A general view shows the eastern swiss Alps,

Schweizer Wirtschaft dürfte nach Einbruch kräftig anziehen

“Auf jeden Fall wird es im zweiten Quartal eine Erholung geben, wir werden eine lebhafte Verbesserung sehen”, sagte Ronald Indergand, Ökonom beim Staatssekretariat für Wirtschaft (Seco), am Dienstag zur Nachrichtenagentur Reuters. “Es besteht eine gute Chance, dass die Schweiz bis zum Ende des dritten Quartals wieder das Vorkrisenniveau erreicht, vielleicht sogar früher.”

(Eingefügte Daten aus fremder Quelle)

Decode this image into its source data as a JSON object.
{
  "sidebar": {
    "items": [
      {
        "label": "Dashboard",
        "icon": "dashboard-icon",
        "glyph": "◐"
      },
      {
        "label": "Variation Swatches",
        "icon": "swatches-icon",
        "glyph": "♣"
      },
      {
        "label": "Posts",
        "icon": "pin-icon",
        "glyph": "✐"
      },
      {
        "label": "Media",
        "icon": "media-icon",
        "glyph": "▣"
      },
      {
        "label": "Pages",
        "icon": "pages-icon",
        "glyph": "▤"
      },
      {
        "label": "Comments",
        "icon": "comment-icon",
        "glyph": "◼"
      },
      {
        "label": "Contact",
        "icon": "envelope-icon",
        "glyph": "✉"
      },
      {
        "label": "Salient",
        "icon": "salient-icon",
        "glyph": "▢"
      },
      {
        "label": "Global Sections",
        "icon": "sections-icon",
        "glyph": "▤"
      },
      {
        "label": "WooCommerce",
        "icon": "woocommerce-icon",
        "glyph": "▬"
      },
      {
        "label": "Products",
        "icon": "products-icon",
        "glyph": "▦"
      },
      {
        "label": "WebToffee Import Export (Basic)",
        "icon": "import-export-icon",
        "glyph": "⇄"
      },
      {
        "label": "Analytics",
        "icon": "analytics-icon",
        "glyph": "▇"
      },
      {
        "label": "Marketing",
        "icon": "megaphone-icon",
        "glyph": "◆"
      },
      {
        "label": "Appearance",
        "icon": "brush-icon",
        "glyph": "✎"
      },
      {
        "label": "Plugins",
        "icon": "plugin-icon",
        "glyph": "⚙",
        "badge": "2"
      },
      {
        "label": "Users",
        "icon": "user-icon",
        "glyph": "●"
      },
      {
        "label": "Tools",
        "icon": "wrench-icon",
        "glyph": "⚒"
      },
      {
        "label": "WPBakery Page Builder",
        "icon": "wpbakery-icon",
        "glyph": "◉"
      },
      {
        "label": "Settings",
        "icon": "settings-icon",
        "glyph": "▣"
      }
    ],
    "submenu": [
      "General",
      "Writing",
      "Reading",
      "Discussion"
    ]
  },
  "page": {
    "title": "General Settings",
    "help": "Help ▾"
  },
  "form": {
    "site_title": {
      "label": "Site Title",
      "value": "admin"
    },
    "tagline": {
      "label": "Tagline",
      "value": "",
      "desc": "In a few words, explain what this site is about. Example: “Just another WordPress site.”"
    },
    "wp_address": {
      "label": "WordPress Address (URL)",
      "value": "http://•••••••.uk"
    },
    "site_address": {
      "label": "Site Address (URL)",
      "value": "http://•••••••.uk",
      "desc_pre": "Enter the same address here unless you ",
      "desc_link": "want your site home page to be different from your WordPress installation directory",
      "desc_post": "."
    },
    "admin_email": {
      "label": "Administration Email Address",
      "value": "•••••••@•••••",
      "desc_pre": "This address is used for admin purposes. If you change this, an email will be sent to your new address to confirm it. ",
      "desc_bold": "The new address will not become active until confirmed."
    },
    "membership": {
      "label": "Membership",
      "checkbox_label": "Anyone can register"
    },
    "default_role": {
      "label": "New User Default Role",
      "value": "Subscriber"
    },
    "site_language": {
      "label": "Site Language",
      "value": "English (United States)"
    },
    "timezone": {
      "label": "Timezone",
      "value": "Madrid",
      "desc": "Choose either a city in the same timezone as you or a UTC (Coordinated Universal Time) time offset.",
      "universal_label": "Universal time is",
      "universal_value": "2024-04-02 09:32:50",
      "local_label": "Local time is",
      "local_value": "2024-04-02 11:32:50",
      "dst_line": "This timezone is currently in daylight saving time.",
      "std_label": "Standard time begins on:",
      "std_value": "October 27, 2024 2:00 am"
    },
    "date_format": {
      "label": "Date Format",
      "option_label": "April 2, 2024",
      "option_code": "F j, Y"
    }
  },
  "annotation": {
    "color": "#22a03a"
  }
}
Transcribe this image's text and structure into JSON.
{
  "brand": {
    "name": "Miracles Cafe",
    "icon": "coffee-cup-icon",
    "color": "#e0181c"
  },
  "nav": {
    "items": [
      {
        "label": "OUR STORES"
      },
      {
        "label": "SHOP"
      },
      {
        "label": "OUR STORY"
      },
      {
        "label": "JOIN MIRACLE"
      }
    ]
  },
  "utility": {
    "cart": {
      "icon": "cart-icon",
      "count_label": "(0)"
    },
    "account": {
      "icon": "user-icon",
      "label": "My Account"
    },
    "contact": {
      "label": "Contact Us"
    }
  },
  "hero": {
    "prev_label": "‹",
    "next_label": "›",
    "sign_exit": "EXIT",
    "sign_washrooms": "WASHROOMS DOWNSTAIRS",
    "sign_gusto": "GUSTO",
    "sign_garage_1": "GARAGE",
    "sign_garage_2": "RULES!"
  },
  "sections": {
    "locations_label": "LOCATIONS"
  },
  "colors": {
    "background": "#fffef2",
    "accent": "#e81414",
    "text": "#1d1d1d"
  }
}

Im ersten Quartal sank das Bruttoinlandsprodukt (BIP) wegen der Einschränkungen zur Eindämmung der zweiten Coronavirus-Welle im Vergleich zum Vorquartal um 0,5 Prozent. Das Gastgewerbe brach dem Seco zufolge um 30,4 Prozent ein, weil Restaurants schließen mussten und die internationale Reisetätigkeit auf einem sehr tiefen Niveau verharrte. Auch der private Konsum war insgesamt stark rückläufig, die Industrie dagegen wuchs kräftig. Im Schlussquartal 2020 hatte die Wirtschaftsleistung der Alpenrepublik noch um 0,1 Prozent zugelegt, im gesamten Vorjahr war sie um 2,6 Prozent geschrumpft.

Optimistisch stimmen Indergand die Erholung der globalen Wirtschaft und die Lockerung der Maßnahmen zur Eindämmung der Viruspandemie in der Schweiz. Seit Montag dürfen Restaurants auch in den Innenräumen wieder Gäste bedienen, mehr Menschen als bislang dürfen an Veranstaltungen teilnehmen und die Vorschriften für die Arbeit von zu Hause wurden gelockert – Schritte, von denen der angeschlagene Dienstleistungssektor hofft, dass sie einen Aufschwung auslösen werden. Die Euro-Zone, der wichtigste Handelspartner der exportorientierten Schweizer Industrie, dürfe dieses Jahr nach Einschätzung der EU-Kommission um 4,3 Prozent wachsen.

Eine neue BIP-Prognose des Seco ist für 15. Juni geplant. Im März waren die Ökonomen von einer Rückkehr auf das Vorkrisen-Niveau bis zum Jahresende ausgegangen und hatten für 2021 ein Wachstum von drei Prozent prognostiziert. Die Schweizerische Nationalbank (SNB) rechnet im laufenden Jahr mit 2,5 bis drei Prozent BIP-Plus.